6/5/17

Why Spring MLB Games Matter (Sort of): And Other Baseball Thoughts




Or do they count more than we imagine?
I usually do a preliminary evaluation of the Major League Baseball season sometime around the All-Star break. This year, though, I want to turn my attention to other matters, including the old adage that spring training games don’t matter at all and those in April and May hardly matter. These are, at best, half truths.

Confession time: I ignored the New York Yankees impressive spring training record and picked them to finish last in the American League East. They currently sit atop it. I still don’t think the season will end that way, but simple math makes my last place prediction unlikely. By the end of May, the Yankees had already won 30 games and unless they fall apart completely, they will put to rest the notion that early games don’t matter. There are 112 games left to play. Tons of baseball, right? Yes and no. To finish the season with a winning record, the Yankees can go a paltry 52-60 (.464). Tweak this slightly. If the Yankees play .500 ball (56-56) they will finish with 86 wins, possibly good enough to get into the postseason.

The Astros, at a blistering 38-16, would have to implode not to make the postseason, but let's consider the Cubs, last year’s World Series champs. At the end of May they were a mediocre 25-27. I still think they will win the weak NL Central, but there’s almost no chance of them duplicating last year’s 103 wins. They’d have to go 78-32 to do so, a stunning .709 pace. None of these numbers mean that the Yankees or Astros will go to World Series or that the Cubs won’t, but they are provocative.

Sheath Your Sabermetrics:

The fast start of the Yankees and the unexpectedly decent ones of the Twins, Brewers, and Rockies fuel my saber-skepticism. I don’t reject all sabermetric analysis, but there sure is a lot of junk science lurking among the useful stuff. The two worst categories are UZR (Ultimate Zone Rating) and WAR (Wins Above Replacement value). UZR only works if every batted ball goes consistently into apportioned zones, each chance is of equal difficulty, and all external variables are taken into account (field conditions, shifts, weather, the quality of the pitchers, etc.). Impossible. But nothing is as dumb as WAR, a form of voodoo math that purports to measure how many wins or losses an existing player brings to the team in comparison to a theoretical replacement player. A what!?

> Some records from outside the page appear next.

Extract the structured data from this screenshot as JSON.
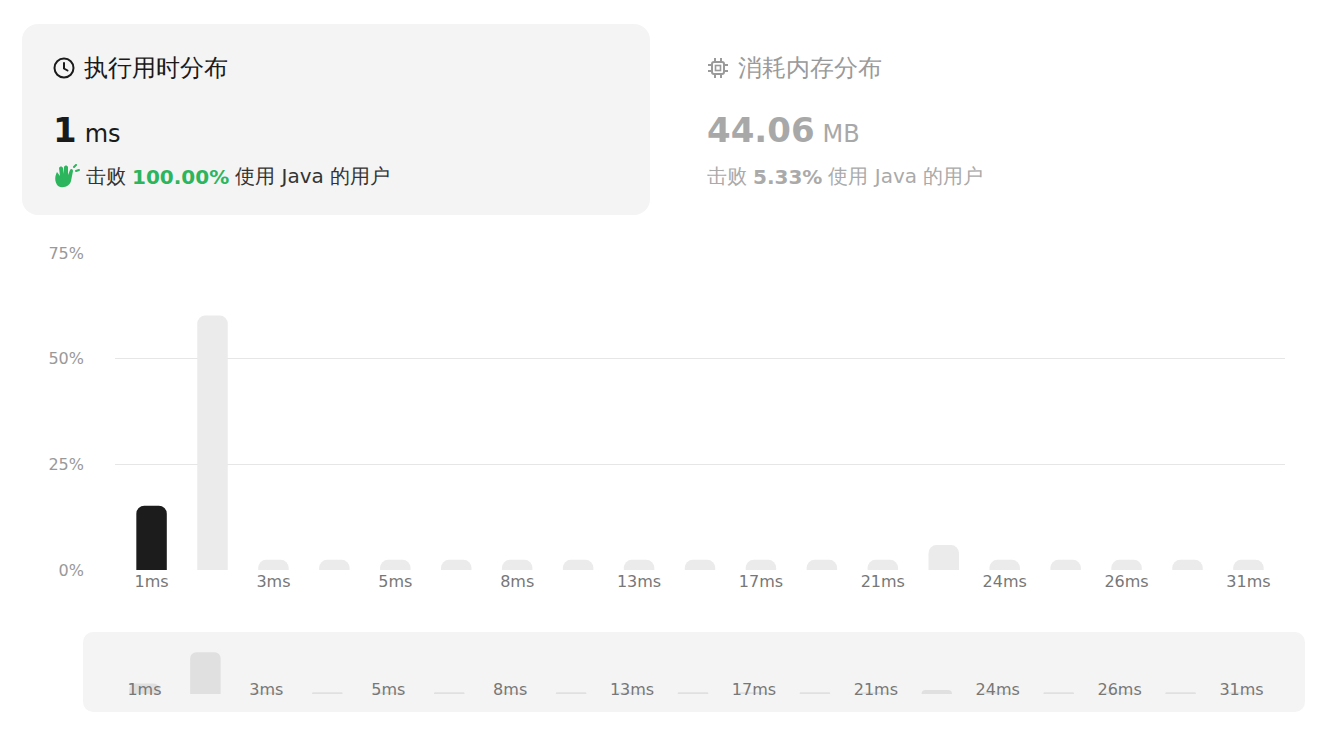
{
  "runtime": {
    "title": "执行用时分布",
    "value": "1",
    "unit": "ms",
    "beat_prefix": "击败",
    "beat": "100.00%",
    "beat_suffix": "使用 Java 的用户"
  },
  "memory": {
    "title": "消耗内存分布",
    "value": "44.06",
    "unit": "MB",
    "beat_prefix": "击败",
    "beat": "5.33%",
    "beat_suffix": "使用 Java 的用户"
  },
  "chart_data": {
    "type": "bar",
    "categories": [
      "1ms",
      null,
      "3ms",
      null,
      "5ms",
      null,
      "8ms",
      null,
      "13ms",
      null,
      "17ms",
      null,
      "21ms",
      null,
      "24ms",
      null,
      "26ms",
      null,
      "31ms"
    ],
    "values": [
      15.2,
      60.2,
      2.4,
      2.4,
      2.4,
      2.4,
      2.4,
      2.4,
      2.4,
      2.4,
      2.4,
      2.4,
      2.4,
      5.9,
      2.4,
      2.4,
      2.4,
      2.4,
      2.4
    ],
    "colors": [
      "#1c1c1c",
      "#ebebeb",
      "#ebebeb",
      "#ebebeb",
      "#ebebeb",
      "#ebebeb",
      "#ebebeb",
      "#ebebeb",
      "#ebebeb",
      "#ebebeb",
      "#ebebeb",
      "#ebebeb",
      "#ebebeb",
      "#ebebeb",
      "#ebebeb",
      "#ebebeb",
      "#ebebeb",
      "#ebebeb",
      "#ebebeb"
    ],
    "ylim": [
      0,
      75
    ],
    "yticks": [
      {
        "value": 0,
        "label": "0%"
      },
      {
        "value": 25,
        "label": "25%"
      },
      {
        "value": 50,
        "label": "50%"
      },
      {
        "value": 75,
        "label": "75%"
      }
    ],
    "grid": true
  }
}
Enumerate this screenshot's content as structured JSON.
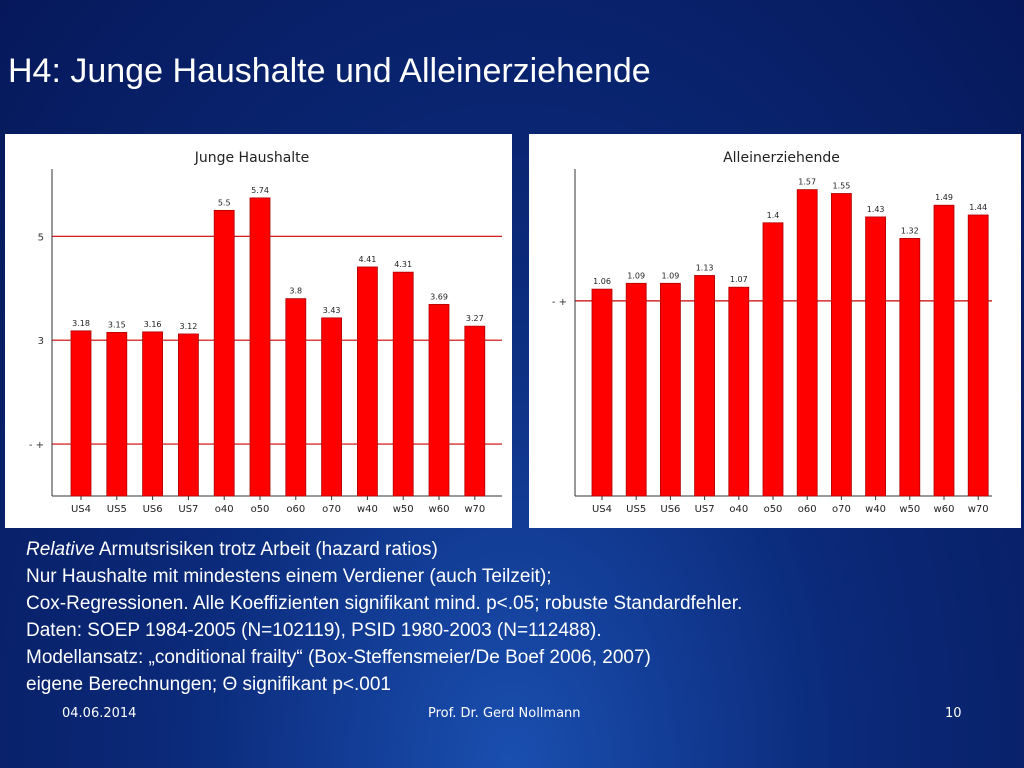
{
  "slide": {
    "title": "H4: Junge Haushalte und Alleinerziehende"
  },
  "chart_data": [
    {
      "type": "bar",
      "title": "Junge Haushalte",
      "categories": [
        "US4",
        "US5",
        "US6",
        "US7",
        "o40",
        "o50",
        "o60",
        "o70",
        "w40",
        "w50",
        "w60",
        "w70"
      ],
      "values": [
        3.18,
        3.15,
        3.16,
        3.12,
        5.5,
        5.74,
        3.8,
        3.43,
        4.41,
        4.31,
        3.69,
        3.27
      ],
      "value_labels": [
        "3.18",
        "3.15",
        "3.16",
        "3.12",
        "5.5",
        "5.74",
        "3.8",
        "3.43",
        "4.41",
        "4.31",
        "3.69",
        "3.27"
      ],
      "y_ticks": [
        {
          "value": 1,
          "label": "- +"
        },
        {
          "value": 3,
          "label": "3"
        },
        {
          "value": 5,
          "label": "5"
        }
      ],
      "ylim": [
        0,
        6.2
      ],
      "bar_color": "#ff0000",
      "gridline_color": "#cc0000",
      "grid": "reference lines at tick values"
    },
    {
      "type": "bar",
      "title": "Alleinerziehende",
      "categories": [
        "US4",
        "US5",
        "US6",
        "US7",
        "o40",
        "o50",
        "o60",
        "o70",
        "w40",
        "w50",
        "w60",
        "w70"
      ],
      "values": [
        1.06,
        1.09,
        1.09,
        1.13,
        1.07,
        1.4,
        1.57,
        1.55,
        1.43,
        1.32,
        1.49,
        1.44
      ],
      "value_labels": [
        "1.06",
        "1.09",
        "1.09",
        "1.13",
        "1.07",
        "1.4",
        "1.57",
        "1.55",
        "1.43",
        "1.32",
        "1.49",
        "1.44"
      ],
      "y_ticks": [
        {
          "value": 1,
          "label": "- +"
        }
      ],
      "ylim": [
        0,
        1.65
      ],
      "bar_color": "#ff0000",
      "gridline_color": "#cc0000",
      "grid": "reference line at tick value"
    }
  ],
  "caption": {
    "line1_italic": "Relative",
    "line1_rest": " Armutsrisiken trotz Arbeit (hazard ratios)",
    "line2": "Nur Haushalte mit mindestens einem Verdiener (auch Teilzeit);",
    "line3": "Cox-Regressionen. Alle Koeffizienten signifikant mind. p<.05; robuste Standardfehler.",
    "line4": "Daten: SOEP 1984-2005 (N=102119), PSID 1980-2003 (N=112488).",
    "line5": "Modellansatz: „conditional frailty“ (Box-Steffensmeier/De Boef 2006, 2007)",
    "line6": "eigene Berechnungen; Θ signifikant p<.001"
  },
  "footer": {
    "date": "04.06.2014",
    "author": "Prof. Dr. Gerd Nollmann",
    "page": "10"
  }
}
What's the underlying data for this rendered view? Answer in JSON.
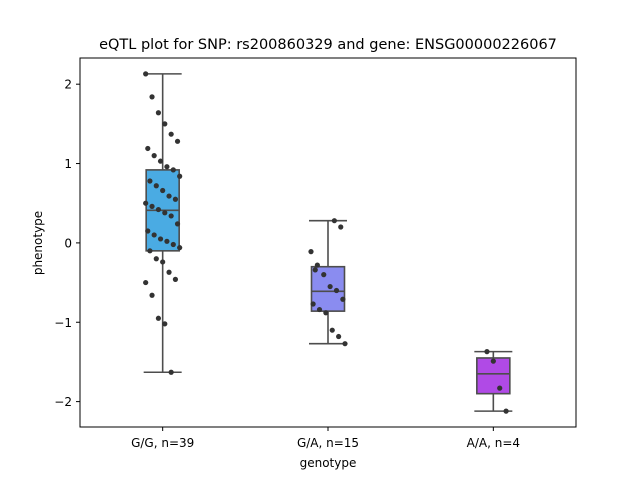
{
  "chart_data": {
    "type": "box",
    "title": "eQTL plot for SNP: rs200860329 and gene: ENSG00000226067",
    "xlabel": "genotype",
    "ylabel": "phenotype",
    "ylim": [
      -2.32,
      2.33
    ],
    "yticks": [
      -2,
      -1,
      0,
      1,
      2
    ],
    "yticklabels": [
      "−2",
      "−1",
      "0",
      "1",
      "2"
    ],
    "categories": [
      "G/G, n=39",
      "G/A, n=15",
      "A/A, n=4"
    ],
    "grid": false,
    "legend": "none",
    "boxes": [
      {
        "category": "G/G, n=39",
        "color": "#4aabe3",
        "q1": -0.1,
        "median": 0.41,
        "q3": 0.92,
        "whisker_low": -1.63,
        "whisker_high": 2.13
      },
      {
        "category": "G/A, n=15",
        "color": "#8a8cf0",
        "q1": -0.86,
        "median": -0.61,
        "q3": -0.3,
        "whisker_low": -1.27,
        "whisker_high": 0.28
      },
      {
        "category": "A/A, n=4",
        "color": "#b04ae6",
        "q1": -1.9,
        "median": -1.65,
        "q3": -1.45,
        "whisker_low": -2.12,
        "whisker_high": -1.37
      }
    ],
    "points": [
      {
        "category": "G/G, n=39",
        "values": [
          2.13,
          1.84,
          1.64,
          1.5,
          1.37,
          1.28,
          1.19,
          1.1,
          1.03,
          0.96,
          0.92,
          0.84,
          0.78,
          0.72,
          0.66,
          0.59,
          0.55,
          0.5,
          0.46,
          0.42,
          0.38,
          0.34,
          0.24,
          0.15,
          0.1,
          0.05,
          0.02,
          -0.02,
          -0.06,
          -0.1,
          -0.2,
          -0.24,
          -0.37,
          -0.46,
          -0.5,
          -0.66,
          -0.95,
          -1.02,
          -1.63
        ]
      },
      {
        "category": "G/A, n=15",
        "values": [
          0.28,
          0.2,
          -0.11,
          -0.28,
          -0.4,
          -0.55,
          -0.6,
          -0.71,
          -0.77,
          -0.84,
          -0.88,
          -1.1,
          -1.18,
          -1.27,
          -0.34
        ]
      },
      {
        "category": "A/A, n=4",
        "values": [
          -1.37,
          -1.49,
          -1.83,
          -2.12
        ]
      }
    ]
  }
}
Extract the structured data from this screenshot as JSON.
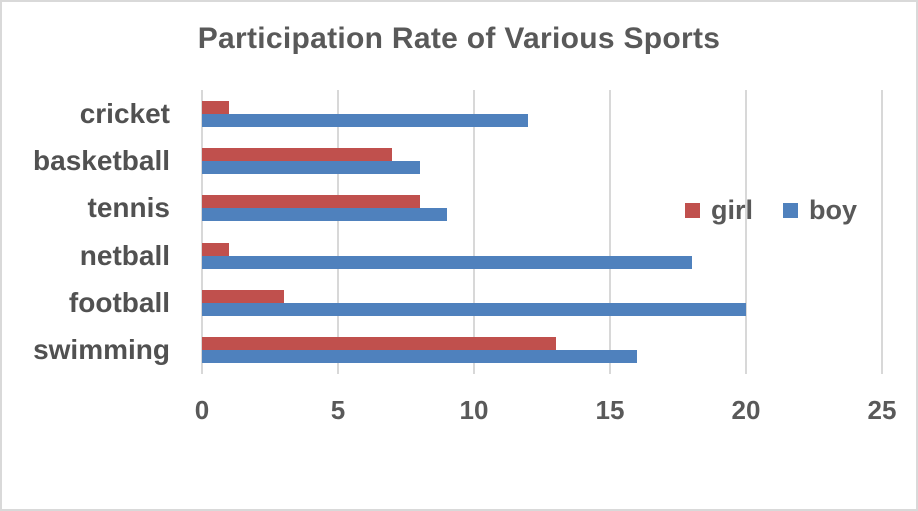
{
  "chart_data": {
    "type": "bar",
    "orientation": "horizontal",
    "title": "Participation Rate of Various Sports",
    "categories": [
      "cricket",
      "basketball",
      "tennis",
      "netball",
      "football",
      "swimming"
    ],
    "series": [
      {
        "name": "girl",
        "color": "#C0504D",
        "values": [
          1,
          7,
          8,
          1,
          3,
          13
        ]
      },
      {
        "name": "boy",
        "color": "#4F81BD",
        "values": [
          12,
          8,
          9,
          18,
          20,
          16
        ]
      }
    ],
    "x_ticks": [
      "0",
      "5",
      "10",
      "15",
      "20",
      "25"
    ],
    "xlim": [
      0,
      25
    ],
    "xlabel": "",
    "ylabel": "",
    "grid": "vertical-gridlines-on",
    "legend_position": "middle-right",
    "legend_entries": [
      "girl",
      "boy"
    ]
  },
  "colors": {
    "girl_series": "#C0504D",
    "boy_series": "#4F81BD",
    "title_text": "#595959",
    "axis_text": "#595959",
    "category_text": "#515151",
    "gridline": "#D8D8D8",
    "border": "#D9D9D9",
    "background": "#FFFFFF"
  }
}
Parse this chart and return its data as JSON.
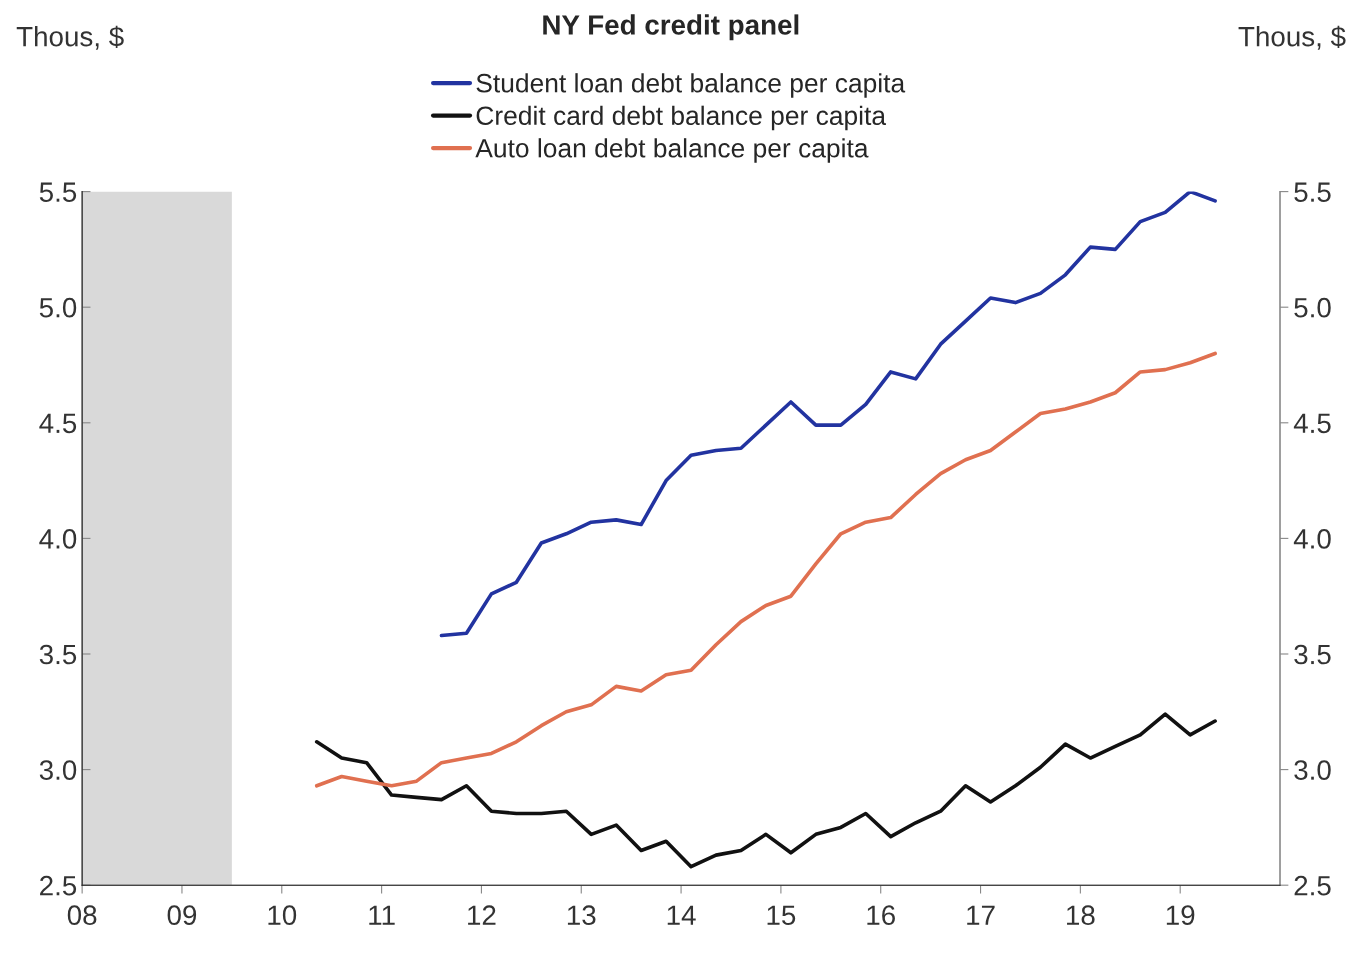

Those who actually watch baseball instead of spinning algorithms know that among the game’s beauties is its ability to defy logic. Show me the WAR cipher who, in 2016, said that if the Yankees benched Brian McCann—a player most WARmongers like way better than I—that Gary Sanchez would rise from the minors and hit 20 homeruns in 53 games. That was, of course, a statistical fluke. This year he has four after 52 games and that’s my point: you can’t come up with foolproof models for a sport with this many variables. That’s why unexpected players end up as heroes in situations where the models say they should fail.

By the way, that I still think win/loss records matter for pitchers. There are lots of guys with “great stuff” and great stats who can’t seem to miss bats in crucial situations. Witness this year's Cubs' starters (which I predicted, by the way).

On the Field:

Although the Yankees probably won’t bring up the rear as I predicted, I’m not seeing enough pitching to avoid a tumble down the standings. Mashiro Tanaka’s agent is the only reason Tanaka isn’t undergoing Tommy John surgery; it would ruin his chance to use his opt out clause and squeeze a few more bucks out of some sucker. The Yankees have ridden big bats and a great bullpen thus far. The bats are likely to cool at some point and the pen is already exhausted from a subpar five innings and out starting staff.

I will say, though, that it would delight me if the Yankees ragtag pitchers took them further than the Red Sox dream staff of Sale, Price, Porcello, Pomeranz, et. al. Don’t think it will happen, but I’d love to see the sabermetrics crowd try to explain that one.

I’m enough of a Stathead to think Ervin Santana’s 7-2 start is a fluke. Bet the Twins can’t wait to get a haul for him before his past catches up with him. I’ll bet they also wish they could find a taker for Brian Buxton, the new poster child for the Can’t-Miss-But-Did prize. I’m afraid I still don’t believe in the Twins—not yet, anyhow. I might have to rethink the Diamondbacks, though. As for the Rockies, who the hell knows in that ballpark?

I didn’t think the Phillies would be good, but I thought they’d be better. I also thought the Mets would be good enough to win, but I sure didn’t foresee most of their pitching staff succumbing to injuries. The Giants have the same problem. Lousy April-May records will make it hard for either to make up ground. Pittsburgh sure has looked bad as well. Lucky for the Bucs they are in that weak NL Central.

Of course, just about anything could happen. Remember how the Jays went from hopeless to first two years ago with an August/September burst? Or how the Braves and Red Sox fell off the cliff in 2011? But I'm not sending in advance orders for Twins/Rockies World Series tix.